I’m just really sorry they never found that poor hiker.

34F at 500 feet, 64F at 5400 feet

Or, to put it in non-American terms, the high temperature for yesterday was 1dC at my home at 470 feet/143 meters altitude in the Puget Sound lowlands, and almost 18dC at Paradise at 5400 feet/1646 meters on Mt. Rainier.

The cause of this?  The technical term is temperature inversion.  If you want to know more about it, you can read this entry in Cliff Mass’s weather blog.  He’s a meteorology professor at the University of Washington and an expert on Pacific Northwest weather, and writes an interesting and entertaining blog.

But to this layperson, what it means is that my neighborhood has looked like this for most of the last two weeks:

My neighborhood in the fog yesterday.
My neighborhood in the fog yesterday.

So my friend L and I decided to go up to Paradise, which literally was a paradise in comparison, yesterday.
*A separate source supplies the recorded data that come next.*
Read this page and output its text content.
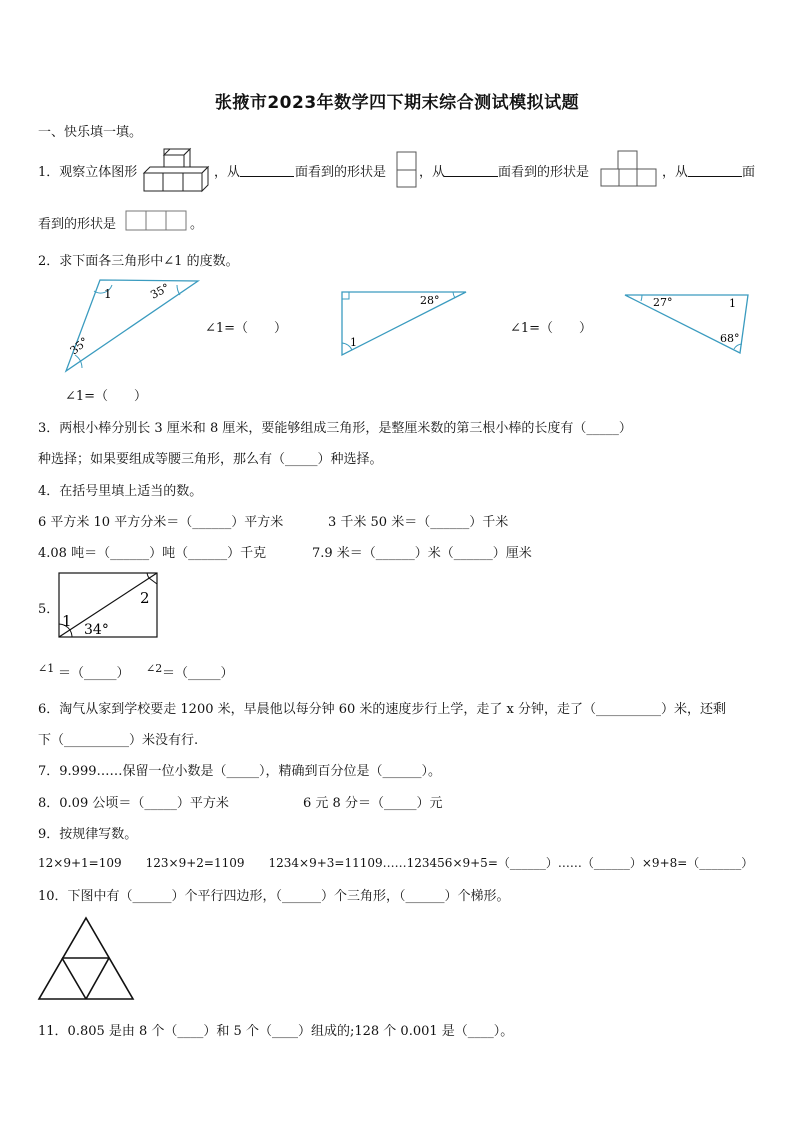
张掖市2023年数学四下期末综合测试模拟试题
一、快乐填一填。
1．观察立体图形	，从	面看到的形状是	，从	面看到的形状是	，从	面
看到的形状是	。
2．求下面各三角形中∠1 的度数。
1	35°
35°
∠1=（　　）
28°
1
∠1=（　　）
27°	1
68°
∠1=（　　）
3．两根小棒分别长 3 厘米和 8 厘米，要能够组成三角形，是整厘米数的第三根小棒的长度有（_____）
种选择；如果要组成等腰三角形，那么有（_____）种选择。
4．在括号里填上适当的数。
6 平方米 10 平方分米＝（______）平方米	3 千米 50 米＝（______）千米
4.08 吨＝（______）吨（______）千克	7.9 米＝（______）米（______）厘米
5．
1
2
34°
∠1 ＝（_____） ∠2 ＝（_____）
6．淘气从家到学校要走 1200 米，早晨他以每分钟 60 米的速度步行上学，走了 x 分钟，走了（__________）米，还剩
下（__________）米没有行.
7．9.999……保留一位小数是（_____），精确到百分位是（______）。
8．0.09 公顷＝（_____）平方米	6 元 8 分＝（_____）元
9．按规律写数。
12×9+1=109　　123×9+2=1109　　1234×9+3=11109……123456×9+5=（______）……（______）×9+8=（_______）
10．下图中有（______）个平行四边形，（______）个三角形，（______）个梯形。
11．0.805 是由 8 个（____）和 5 个（____）组成的;128 个 0.001 是（____）。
We got to Longmire, at 2700 feet, late in the morning.  It was already clear there, but still pretty cold, and more snow than I’ve seen there in most winter visits I’ve made (we had a lot of precipitation — rain in the lowlands and snow in the mountains — in December).  However, there was some evidence of melting and freezing in the form of these icicles hanging off the museum roof.

Icicles at Longmire
Icicles at Longmire

The gas station at Longmire is no longer functional, but contains an exhibit about the changing modes of transportation in the park in its 100+ years of existence.  It was actually colder inside the building than out, so we didn’t linger there.

Antique gas station and transportation museum at Longmire.
Antique gas station and transportation museum at Longmire.

The melting and freezing resulted in some seriously beautiful ice crystal formations, too.  The crystals on this rock were almost an inch long, and the expanses of them on the snowbanks looked almost like fur.

Ice crystals on rock.
Ice crystals on rock.
Snow covered in crystals at Longmire.
Snow covered in crystals at Longmire.

After wandering around Longmire for a little while, we headed on up to Paradise.  The road from the Nisqually Entrance to Longmire had been more than a bit slippery — plowed but icy — and I’d been a bit concerned about going on, but another effect of the temperature inversion was that the higher we went, the better the road conditions were.  By the time we got halfway to Paradise, it was bare and dry most of the way, if hemmed in by plowed snowbanks higher than the car.

Plowed road at Paradise.
Plowed road at Paradise.

We ate lunch at the visitor center, then went out and walked around one of the several snowcatted trails.  The one we took went around behind Paradise Inn, which is closed in the winter.  The cornices and other wind-blown snow formations were spectacular.  The sun beamed down and it was warm enough that a jacket was almost too much.  Just absolutely glorious.  I could feel the funk I’d been in since we’d first gotten socked in just evaporate.  It was wonderful.

Sledding at Paradise.
Sledding at Paradise.
Paradise Inn half-buried in snow.
Paradise Inn half-buried in snow.
The Mountain, as we refer to it in this part of the world.
The Mountain, as we refer to it in this part of the world.
The Mountain behind the Inn, and the snowcatted trail.
The Mountain behind the Inn, and the snowcatted trail.

It was very hard to come back down to the gloom when the day was over.

But it was one of the best things I’ve done so far this year.  I love living two hours from Paradise.